Papier was een Chinese uitvinding, en een zeer belangrijke. In Japan en Korea, twee door China beïnvloede landen, werden in wezen dezelfde schrijfgereedschappen en -methoden gebruikt.
Schouderblad van een os met ingesneden symbolen
Een oude Chinese inktstick gemaakt in de vorm van lotusbladeren en bloemen.
Rome
De Romeinen gebruikten loden styli met wastabletten die konden worden "uitgewist" door het bijenwasoppervlak weer glad te wrijven. Voor permanente verslagen schreven zij op perkament (behandelde dierenhuid) met inkt. Zij vonden het idee uit van een boek met aan elkaar genaaide perkamenten bladzijden. Het werd een codex genoemd, een woord dat zoiets betekent als 'blok hout'. Voordien werden lange documenten op een rol bewaard.
Pennen
Dompelpennen werden in Europa al meer dan duizend jaar gebruikt. Aanvankelijk waren het ganzenveren, gemaakt van de steel ('rachis') van een duivenveer. De ganzenveer werd met een mes gesneden om de schuine punt aan het schrijfuiteinde te verkrijgen. Ze werden gebruikt van de middeleeuwen tot het eerste deel van de 19e eeuw.

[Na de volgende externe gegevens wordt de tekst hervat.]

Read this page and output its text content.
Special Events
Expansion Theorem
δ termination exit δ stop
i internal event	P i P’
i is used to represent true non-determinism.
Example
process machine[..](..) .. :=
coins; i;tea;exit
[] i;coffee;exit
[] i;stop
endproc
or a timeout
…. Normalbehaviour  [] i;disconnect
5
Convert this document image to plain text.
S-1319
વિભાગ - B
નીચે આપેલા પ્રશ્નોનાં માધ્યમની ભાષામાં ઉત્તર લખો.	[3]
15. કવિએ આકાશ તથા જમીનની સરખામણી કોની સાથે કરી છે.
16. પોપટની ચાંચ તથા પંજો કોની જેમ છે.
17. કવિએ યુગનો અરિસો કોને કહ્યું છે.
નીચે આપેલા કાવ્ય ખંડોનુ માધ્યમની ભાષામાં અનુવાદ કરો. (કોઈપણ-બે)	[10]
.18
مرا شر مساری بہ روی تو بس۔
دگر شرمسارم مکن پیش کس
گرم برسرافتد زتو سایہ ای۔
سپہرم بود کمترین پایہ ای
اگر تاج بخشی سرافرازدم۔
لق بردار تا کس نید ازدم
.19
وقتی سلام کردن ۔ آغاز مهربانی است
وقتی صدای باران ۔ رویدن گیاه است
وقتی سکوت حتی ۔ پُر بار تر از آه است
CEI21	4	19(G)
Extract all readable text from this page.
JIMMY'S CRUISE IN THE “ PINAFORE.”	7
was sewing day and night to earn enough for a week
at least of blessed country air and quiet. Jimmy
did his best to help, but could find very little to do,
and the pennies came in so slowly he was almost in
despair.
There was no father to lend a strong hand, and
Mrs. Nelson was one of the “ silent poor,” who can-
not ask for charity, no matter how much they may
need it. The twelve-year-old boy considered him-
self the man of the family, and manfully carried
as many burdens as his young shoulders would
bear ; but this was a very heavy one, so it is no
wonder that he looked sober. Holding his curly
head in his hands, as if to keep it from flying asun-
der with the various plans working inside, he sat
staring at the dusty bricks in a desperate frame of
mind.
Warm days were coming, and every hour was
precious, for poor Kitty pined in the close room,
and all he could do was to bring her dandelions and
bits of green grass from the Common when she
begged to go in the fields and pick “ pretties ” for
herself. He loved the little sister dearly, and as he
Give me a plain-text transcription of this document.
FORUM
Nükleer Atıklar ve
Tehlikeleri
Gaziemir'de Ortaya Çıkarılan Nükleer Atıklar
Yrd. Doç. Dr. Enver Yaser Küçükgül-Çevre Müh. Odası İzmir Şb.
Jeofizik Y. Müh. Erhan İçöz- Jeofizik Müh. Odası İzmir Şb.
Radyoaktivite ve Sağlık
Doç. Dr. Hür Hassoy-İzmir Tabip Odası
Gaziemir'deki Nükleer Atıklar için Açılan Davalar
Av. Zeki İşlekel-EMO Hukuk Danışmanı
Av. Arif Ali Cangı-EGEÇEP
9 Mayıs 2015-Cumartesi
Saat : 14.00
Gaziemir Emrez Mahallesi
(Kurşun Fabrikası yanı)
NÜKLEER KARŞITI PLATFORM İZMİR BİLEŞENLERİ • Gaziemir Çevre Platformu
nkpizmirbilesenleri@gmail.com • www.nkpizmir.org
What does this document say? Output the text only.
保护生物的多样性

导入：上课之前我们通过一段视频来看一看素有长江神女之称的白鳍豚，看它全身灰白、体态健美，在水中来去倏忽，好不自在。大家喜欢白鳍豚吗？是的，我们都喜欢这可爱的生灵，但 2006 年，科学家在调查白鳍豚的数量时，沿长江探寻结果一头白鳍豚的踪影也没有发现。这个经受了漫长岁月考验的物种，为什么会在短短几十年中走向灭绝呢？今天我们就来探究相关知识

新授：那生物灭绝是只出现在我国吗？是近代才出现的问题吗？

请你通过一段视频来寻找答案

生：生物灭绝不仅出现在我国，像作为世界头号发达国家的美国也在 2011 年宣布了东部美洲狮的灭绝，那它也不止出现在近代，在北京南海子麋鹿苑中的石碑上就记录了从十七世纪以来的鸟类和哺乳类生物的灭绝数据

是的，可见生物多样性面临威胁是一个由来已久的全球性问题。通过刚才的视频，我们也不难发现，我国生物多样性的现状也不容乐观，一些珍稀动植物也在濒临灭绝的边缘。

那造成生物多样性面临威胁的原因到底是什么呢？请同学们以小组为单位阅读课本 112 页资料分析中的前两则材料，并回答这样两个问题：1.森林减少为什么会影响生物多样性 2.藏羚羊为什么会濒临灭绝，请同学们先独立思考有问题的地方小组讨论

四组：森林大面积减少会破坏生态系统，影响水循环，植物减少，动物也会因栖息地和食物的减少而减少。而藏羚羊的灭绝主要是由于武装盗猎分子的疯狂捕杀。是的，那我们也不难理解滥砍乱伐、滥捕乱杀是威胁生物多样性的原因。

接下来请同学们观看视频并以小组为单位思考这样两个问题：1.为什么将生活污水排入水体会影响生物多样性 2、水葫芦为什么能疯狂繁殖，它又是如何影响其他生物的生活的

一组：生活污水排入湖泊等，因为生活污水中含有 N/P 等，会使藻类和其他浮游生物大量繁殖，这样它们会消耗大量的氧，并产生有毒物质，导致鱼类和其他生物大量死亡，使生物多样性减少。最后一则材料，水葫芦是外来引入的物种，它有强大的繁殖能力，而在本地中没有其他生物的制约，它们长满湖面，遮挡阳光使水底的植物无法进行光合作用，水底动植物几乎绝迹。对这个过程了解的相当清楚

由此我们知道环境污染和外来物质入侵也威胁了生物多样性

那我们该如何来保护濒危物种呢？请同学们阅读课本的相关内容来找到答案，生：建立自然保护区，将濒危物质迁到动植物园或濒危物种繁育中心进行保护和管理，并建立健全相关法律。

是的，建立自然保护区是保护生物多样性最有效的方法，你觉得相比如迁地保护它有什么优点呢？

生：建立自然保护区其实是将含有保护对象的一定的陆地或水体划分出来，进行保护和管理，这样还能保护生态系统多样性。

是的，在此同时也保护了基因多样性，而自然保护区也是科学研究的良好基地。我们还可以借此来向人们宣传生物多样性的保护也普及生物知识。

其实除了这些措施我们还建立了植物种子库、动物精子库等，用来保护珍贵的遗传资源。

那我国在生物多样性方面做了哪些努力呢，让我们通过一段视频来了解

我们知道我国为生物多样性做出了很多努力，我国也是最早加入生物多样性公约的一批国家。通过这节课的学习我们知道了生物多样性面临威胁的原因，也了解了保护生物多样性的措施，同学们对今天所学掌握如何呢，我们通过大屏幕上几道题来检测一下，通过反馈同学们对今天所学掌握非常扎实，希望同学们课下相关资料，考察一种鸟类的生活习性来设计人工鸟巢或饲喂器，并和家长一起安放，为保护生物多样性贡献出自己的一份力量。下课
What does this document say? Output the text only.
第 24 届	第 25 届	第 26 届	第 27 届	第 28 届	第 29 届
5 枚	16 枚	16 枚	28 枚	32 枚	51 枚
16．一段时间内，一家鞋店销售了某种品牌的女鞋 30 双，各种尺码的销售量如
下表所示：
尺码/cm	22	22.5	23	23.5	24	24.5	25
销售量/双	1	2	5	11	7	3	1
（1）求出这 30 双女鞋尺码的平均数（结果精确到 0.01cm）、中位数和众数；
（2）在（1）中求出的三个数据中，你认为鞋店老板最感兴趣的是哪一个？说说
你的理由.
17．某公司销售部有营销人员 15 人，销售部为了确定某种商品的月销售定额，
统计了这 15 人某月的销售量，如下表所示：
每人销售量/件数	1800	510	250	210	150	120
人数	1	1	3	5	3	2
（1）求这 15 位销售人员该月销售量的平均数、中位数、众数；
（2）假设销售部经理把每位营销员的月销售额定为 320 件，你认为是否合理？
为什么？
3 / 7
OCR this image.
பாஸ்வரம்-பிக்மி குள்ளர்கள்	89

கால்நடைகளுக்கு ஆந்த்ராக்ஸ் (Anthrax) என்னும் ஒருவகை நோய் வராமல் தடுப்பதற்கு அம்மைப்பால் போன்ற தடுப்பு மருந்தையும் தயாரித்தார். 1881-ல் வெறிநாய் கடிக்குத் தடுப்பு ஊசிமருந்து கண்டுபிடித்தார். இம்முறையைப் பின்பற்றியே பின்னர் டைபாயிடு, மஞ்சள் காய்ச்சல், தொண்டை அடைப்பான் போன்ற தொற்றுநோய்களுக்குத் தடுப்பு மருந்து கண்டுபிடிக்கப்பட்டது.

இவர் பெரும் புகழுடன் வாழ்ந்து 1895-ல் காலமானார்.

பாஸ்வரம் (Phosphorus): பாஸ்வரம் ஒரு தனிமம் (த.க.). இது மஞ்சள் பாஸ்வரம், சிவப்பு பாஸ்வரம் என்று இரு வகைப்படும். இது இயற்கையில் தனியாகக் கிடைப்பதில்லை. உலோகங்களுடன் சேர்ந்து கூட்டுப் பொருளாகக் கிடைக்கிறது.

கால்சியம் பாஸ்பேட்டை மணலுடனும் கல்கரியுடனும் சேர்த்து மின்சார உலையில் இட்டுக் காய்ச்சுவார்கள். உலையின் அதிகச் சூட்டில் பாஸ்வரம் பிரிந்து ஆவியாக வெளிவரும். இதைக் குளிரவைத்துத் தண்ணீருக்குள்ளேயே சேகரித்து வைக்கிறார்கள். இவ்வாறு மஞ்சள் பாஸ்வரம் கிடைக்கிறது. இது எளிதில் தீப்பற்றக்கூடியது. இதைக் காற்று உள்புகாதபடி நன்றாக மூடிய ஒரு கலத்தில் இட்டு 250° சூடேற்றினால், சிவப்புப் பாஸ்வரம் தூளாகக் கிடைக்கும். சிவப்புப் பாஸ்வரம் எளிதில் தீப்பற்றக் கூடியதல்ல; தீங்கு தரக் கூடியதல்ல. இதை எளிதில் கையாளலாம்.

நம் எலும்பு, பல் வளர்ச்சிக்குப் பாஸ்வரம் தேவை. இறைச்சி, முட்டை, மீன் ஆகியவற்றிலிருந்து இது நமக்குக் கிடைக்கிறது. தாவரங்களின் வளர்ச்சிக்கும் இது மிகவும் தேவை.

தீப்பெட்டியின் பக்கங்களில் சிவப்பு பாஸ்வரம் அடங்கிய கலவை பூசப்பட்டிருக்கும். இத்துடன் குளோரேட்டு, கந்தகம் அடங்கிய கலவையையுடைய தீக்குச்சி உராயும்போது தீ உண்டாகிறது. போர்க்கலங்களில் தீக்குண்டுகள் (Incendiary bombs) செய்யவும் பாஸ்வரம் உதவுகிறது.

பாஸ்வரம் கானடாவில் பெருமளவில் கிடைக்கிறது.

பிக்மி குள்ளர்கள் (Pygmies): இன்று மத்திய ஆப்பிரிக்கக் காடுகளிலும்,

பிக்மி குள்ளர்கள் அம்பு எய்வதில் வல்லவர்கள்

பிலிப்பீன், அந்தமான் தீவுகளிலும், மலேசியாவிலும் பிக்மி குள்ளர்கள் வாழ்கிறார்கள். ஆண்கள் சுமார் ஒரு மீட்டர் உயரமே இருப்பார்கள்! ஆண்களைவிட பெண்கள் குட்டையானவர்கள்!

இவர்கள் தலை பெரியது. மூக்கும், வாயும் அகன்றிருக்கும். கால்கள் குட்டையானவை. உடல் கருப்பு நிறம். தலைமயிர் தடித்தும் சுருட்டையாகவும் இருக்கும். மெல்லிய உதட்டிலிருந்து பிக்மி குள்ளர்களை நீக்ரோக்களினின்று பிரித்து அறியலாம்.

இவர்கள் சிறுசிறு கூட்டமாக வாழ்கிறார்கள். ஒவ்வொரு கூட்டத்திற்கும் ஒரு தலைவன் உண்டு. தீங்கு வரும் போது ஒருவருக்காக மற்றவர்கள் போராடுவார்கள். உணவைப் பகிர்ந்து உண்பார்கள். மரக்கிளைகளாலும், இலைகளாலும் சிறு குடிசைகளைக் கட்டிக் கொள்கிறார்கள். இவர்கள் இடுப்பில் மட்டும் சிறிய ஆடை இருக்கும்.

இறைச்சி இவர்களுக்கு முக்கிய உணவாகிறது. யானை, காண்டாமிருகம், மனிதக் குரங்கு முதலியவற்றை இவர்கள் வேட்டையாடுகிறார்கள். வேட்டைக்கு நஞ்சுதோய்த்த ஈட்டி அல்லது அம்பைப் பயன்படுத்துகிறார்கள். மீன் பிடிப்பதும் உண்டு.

Vervolgens werden metalen pennen uitgeprobeerd, maar veel metalen waren niet flexibel genoeg. De schrijfstijlen die zich ontwikkelden met ganzenveerpennen gebruikten dikke en dunne streken. Mensen wilden dezelfde flexibiliteit van een metalen pen. Tussen 1839 en 1849 loste de pen met stalen punt het probleem op. Gedurende de volgende eeuw en langer produceerden industriële productielijnen honderden miljoenen stalen penpunten. Ze hadden het voordeel dat verschillende soorten penpunten op dezelfde houder konden worden bevestigd. Zo konden verschillende schrijfstijlen worden gebruikt. Uiteindelijk werden de beste punten voorzien van goud of iridium, een zeldzaam metaal dat via meteorieten op aarde terechtkomt. Alle stappen in het maken van punten werden machinaal uitgevoerd. Het grote geheim van alle penpunten, van het Egyptische riet tot de stalen pen, is de gleuf in het midden van de punt. Dit leidt de inkt van de kleine klodder onder de penpunt naar het punt waar de inkt op het papier komt. Zonder het gleufje werkt een penpunt niet goed.